How the Ukraine aid will be spent

Here’s how some of the $13.6 billion in aid for Ukraine is expected to be spent:

Military aid

About $6.5 billion, roughly half of the aid package, will go to the US Department of Defense so it can deploy troops to the region and send defense equipment to Ukraine, according to a summary of the bill provided by the House Appropriations Committee.

The US has deployed thousands of troops throughout Europe, both before and during Russia’s invasion of Ukraine. But putting troops on the ground in Ukraine, which is not a member of NATO, is a line that the US and its Western allies have not been willing to cross.

Humanitarian aid

More than $4 billion will provide humanitarian support for refugees fleeing Ukraine and people displaced within Ukraine, as well as provide emergency food assistance, health care and urgent support for vulnerable communities inside the region, according to a fact sheet provided by the House Appropriations Committee.

Economic aid

The package will provide nearly $1.8 billion to help respond to the economic needs in Ukraine and neighboring countries, such as cybersecurity and energy issues.

The law also calls for $25 million for the US Agency for Global Media, an independent federal agency, to combat disinformation in news broadcasts abroad.
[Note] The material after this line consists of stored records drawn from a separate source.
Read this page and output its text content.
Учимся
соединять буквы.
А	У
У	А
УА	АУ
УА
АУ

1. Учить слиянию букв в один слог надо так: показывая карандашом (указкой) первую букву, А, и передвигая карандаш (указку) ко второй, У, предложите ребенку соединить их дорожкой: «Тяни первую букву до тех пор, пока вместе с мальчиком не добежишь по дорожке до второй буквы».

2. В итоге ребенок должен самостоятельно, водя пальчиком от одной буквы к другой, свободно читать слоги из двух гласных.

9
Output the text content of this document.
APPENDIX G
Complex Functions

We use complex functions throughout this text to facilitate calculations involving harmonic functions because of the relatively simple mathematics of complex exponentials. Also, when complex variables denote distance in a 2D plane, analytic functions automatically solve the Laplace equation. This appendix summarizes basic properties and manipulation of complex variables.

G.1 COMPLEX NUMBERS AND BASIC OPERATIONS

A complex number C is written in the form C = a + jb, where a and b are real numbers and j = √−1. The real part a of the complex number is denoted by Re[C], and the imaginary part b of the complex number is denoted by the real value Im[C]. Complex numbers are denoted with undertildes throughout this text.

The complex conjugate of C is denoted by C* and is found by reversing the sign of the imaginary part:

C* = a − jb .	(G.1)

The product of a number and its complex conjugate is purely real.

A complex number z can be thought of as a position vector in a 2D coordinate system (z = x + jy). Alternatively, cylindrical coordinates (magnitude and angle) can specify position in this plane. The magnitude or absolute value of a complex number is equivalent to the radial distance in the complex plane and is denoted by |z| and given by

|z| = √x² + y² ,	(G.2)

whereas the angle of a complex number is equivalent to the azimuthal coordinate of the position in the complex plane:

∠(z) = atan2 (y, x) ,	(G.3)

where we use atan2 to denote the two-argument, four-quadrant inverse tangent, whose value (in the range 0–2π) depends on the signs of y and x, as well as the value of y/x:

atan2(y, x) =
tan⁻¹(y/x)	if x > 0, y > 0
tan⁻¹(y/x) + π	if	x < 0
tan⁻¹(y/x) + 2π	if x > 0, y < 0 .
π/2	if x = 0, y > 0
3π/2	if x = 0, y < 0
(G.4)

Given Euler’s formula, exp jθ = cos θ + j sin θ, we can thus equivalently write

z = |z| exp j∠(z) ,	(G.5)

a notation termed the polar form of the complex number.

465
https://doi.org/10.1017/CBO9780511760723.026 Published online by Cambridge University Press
Another $120 million will help support local Ukraine activists and journalists and promote accountability for Russian human rights violations.

Previous aid for Ukraine

The US has supported Ukraine’s resistance to Russia’s aggression for years, increasing aid after Russia invaded the eastern part of the country and occupied Crimea in 2014.

Since then, the US has committed more than $5.6 billion in total assistance to Ukraine, including security and non-security assistance, according to the US State Department.

In 2021 alone, the US provided more than $300 million in assistance to support Ukraine’s democratic and economic development, and more than $650 million in security assistance. About $200 million of that was authorized in December as the tensions escalated.

Days after Russia invaded Ukraine last month, the US State Department announced it was sending nearly $54 million in humanitarian aid to Ukraine. Over the weekend, the White House directed another $200 million for defense services, including military education and training.

Former President Donald Trump temporarily withheld nearly $400 million in security aid to Ukraine in 2019, during what became an infamous phone call in which he urged Ukrainian President Volodymyr Zelensky to investigate Biden. Zelensky didn’t agree to dig up dirt on the presidential candidate, and that phone call led to Trump’s first impeachment.

What else is tied to the spending package?

The massive spending package, known as the omnibus, funds the federal government for fiscal year 2022.

It calls for $730 billion in non-defense funding – a 6.7% increase over fiscal year 2021 – the largest jump in four years, according to the House Appropriations Committee. It also provides $782 billion in defense funding, a 5.6% increase over fiscal year 2021.

The initial bill text included $15.6 billion to fund the government’s ongoing Covid-19 response efforts, including research and development of treatments and vaccines.

But House Speaker Nancy Pelosi said later that the funding for the government’s Covid-19 response would be stripped from the bill. Republicans had pushed for the money to be offset by previously approved Covid-19 relief funds that had yet to be used, but many Democrats raised objections about the way those offsets were structured.

This story has been updated with additional information.